Applying Four-Note Shapes and Patterns to Arpeggios
In my previous three columns, I presented a detailed exploration of note groups, or “cells,” based on the minor pentatonic and Hirajoshi scales and the Aeolian mode (also known as the natural minor scale), performed up and down the fretboard in various patterns and positions.
Now I’m going to show you how to apply this concept to arpeggios. I’ve found that doing this can really strengthen one’s awareness of intervallic construction, scale recognition across the fretboard and virtually every aspect of one’s playing.
My overall goal with these exercises is to provide you with a systematic approach to the study of these various patterns and offer some useful ways to incorporate them into your own solos. Whenever I learn a new scale or technique, I immediate look to find ways to apply it to real musical situations.
This always turns the learning experience into a fuller, more enjoyable exercise. Our focus this month is on arpeggio shapes, based on the E natural minor scale (E F# G A B C D), which is composed of the same seven notes as the G major scale (G A B C D E F#).
In FIGURE 1, I begin with the notes of an E minor triad, E G B, played as a repeating four-note pattern. In bar 2, I move up to the next triad shape that is diatonic to (within the scale structure of) E natural minor, resulting in the notes F# A C, alluding to an F#mb5 triad (also known as F# diminished). The pattern continues to ascend the fretboard until I reach 17th position and an A minor triad (A C E), after which I descend through each pattern and continue down the fretboard to seventh position, and then ascend back through each previous figure.
In FIGURE 2, the pattern is played in double time. Now let’s expand our view to full seventh-chord arpeggios (1-3-5-7). FIGURE 3 illustrates the basic form in E minor, comprised of the notes E G B D, played in both eighth and 16th notes.

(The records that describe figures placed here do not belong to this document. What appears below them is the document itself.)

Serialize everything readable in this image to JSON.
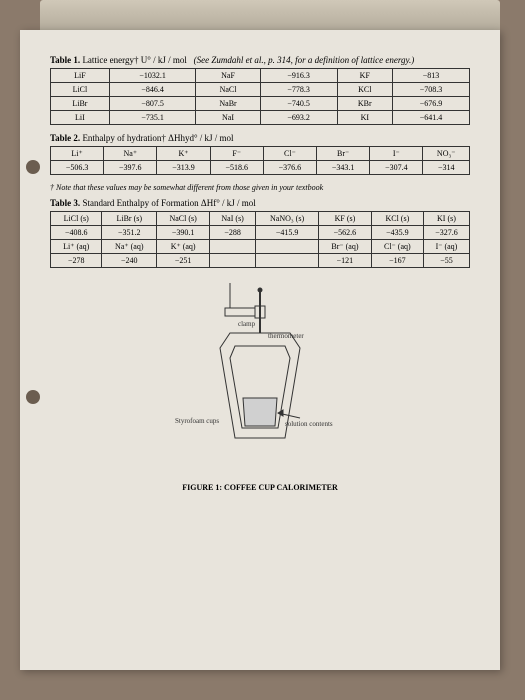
{
  "table1": {
    "title_prefix": "Table 1.",
    "title_main": " Lattice energy† U° / kJ / mol",
    "title_ref": "(See Zumdahl et al., p. 314, for a definition of lattice energy.)",
    "rows": [
      [
        "LiF",
        "−1032.1",
        "NaF",
        "−916.3",
        "KF",
        "−813"
      ],
      [
        "LiCl",
        "−846.4",
        "NaCl",
        "−778.3",
        "KCl",
        "−708.3"
      ],
      [
        "LiBr",
        "−807.5",
        "NaBr",
        "−740.5",
        "KBr",
        "−676.9"
      ],
      [
        "LiI",
        "−735.1",
        "NaI",
        "−693.2",
        "KI",
        "−641.4"
      ]
    ]
  },
  "table2": {
    "title_prefix": "Table 2.",
    "title_main": " Enthalpy of hydration† ΔHhyd° / kJ / mol",
    "rows": [
      [
        "Li⁺",
        "Na⁺",
        "K⁺",
        "F⁻",
        "Cl⁻",
        "Br⁻",
        "I⁻",
        "NO₃⁻"
      ],
      [
        "−506.3",
        "−397.6",
        "−313.9",
        "−518.6",
        "−376.6",
        "−343.1",
        "−307.4",
        "−314"
      ]
    ]
  },
  "note": "† Note that these values may be somewhat different from those given in your textbook",
  "table3": {
    "title_prefix": "Table 3.",
    "title_main": " Standard Enthalpy of Formation ΔHf° / kJ / mol",
    "rows": [
      [
        "LiCl (s)",
        "LiBr (s)",
        "NaCl (s)",
        "NaI (s)",
        "NaNO₃ (s)",
        "KF (s)",
        "KCl (s)",
        "KI (s)"
      ],
      [
        "−408.6",
        "−351.2",
        "−390.1",
        "−288",
        "−415.9",
        "−562.6",
        "−435.9",
        "−327.6"
      ],
      [
        "Li⁺ (aq)",
        "Na⁺ (aq)",
        "K⁺ (aq)",
        "",
        "",
        "Br⁻ (aq)",
        "Cl⁻ (aq)",
        "I⁻ (aq)"
      ],
      [
        "−278",
        "−240",
        "−251",
        "",
        "",
        "−121",
        "−167",
        "−55"
      ]
    ]
  },
  "diagram": {
    "label_clamp": "clamp",
    "label_thermometer": "thermometer",
    "label_cups": "Styrofoam cups",
    "label_solution": "solution contents",
    "stroke": "#333333",
    "fill_cup": "#e8e4dc",
    "font_size": 7
  },
  "figure_caption": "FIGURE 1: COFFEE CUP CALORIMETER",
  "colors": {
    "page_bg": "#e8e4dc",
    "desk": "#8b7a6b",
    "border": "#333333"
  }
}
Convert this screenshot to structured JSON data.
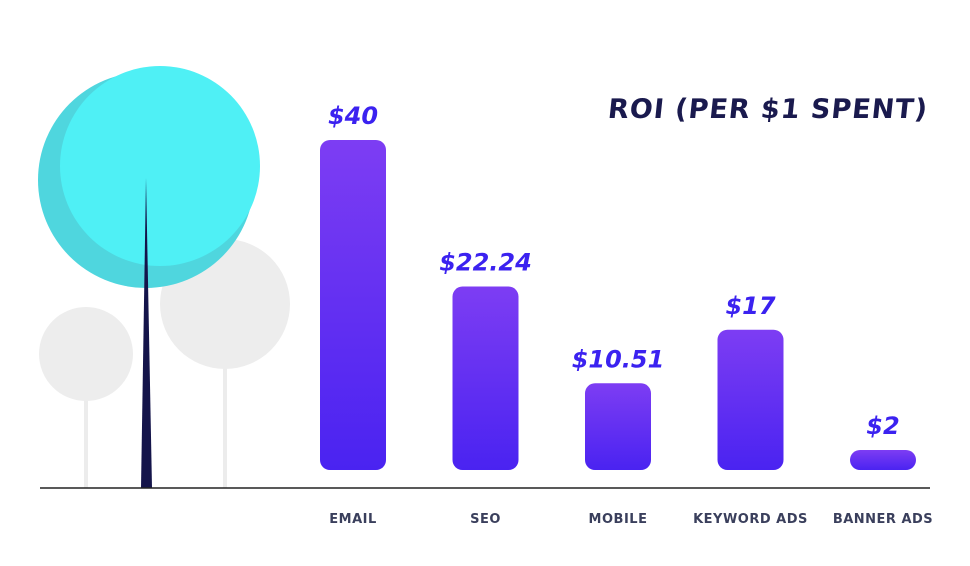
{
  "chart_data": {
    "type": "bar",
    "title": "ROI (PER $1 SPENT)",
    "categories": [
      "EMAIL",
      "SEO",
      "MOBILE",
      "KEYWORD ADS",
      "BANNER ADS"
    ],
    "values": [
      40,
      22.24,
      10.51,
      17,
      2
    ],
    "value_labels": [
      "$40",
      "$22.24",
      "$10.51",
      "$17",
      "$2"
    ],
    "ylim": [
      0,
      40
    ],
    "grid": false,
    "legend": "none",
    "colors": {
      "bar_top": "#7b3ff2",
      "bar_bottom": "#4b22f2",
      "label": "#3b22f0",
      "axis": "#222222"
    }
  }
}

In FIGURE 4, the concept is illustrated in eighth notes as we traverse the board through every seventh-chord arpeggio diatonic to E natural minor (or G major). When you get to the end of the figure, repeat the pattern in each previous bar in reverse order. In FIGURE 5, I “displace” the last note of each note group in order to expand the parameters of each melodic shape, and in FIGURE 6, I start with Gmaj7 on the bottom two strings and then move up an interval of a third each time the pattern is recast using the next group of notes.
Work through all of these patterns slowly and carefully, memorizing each new form as you proceed.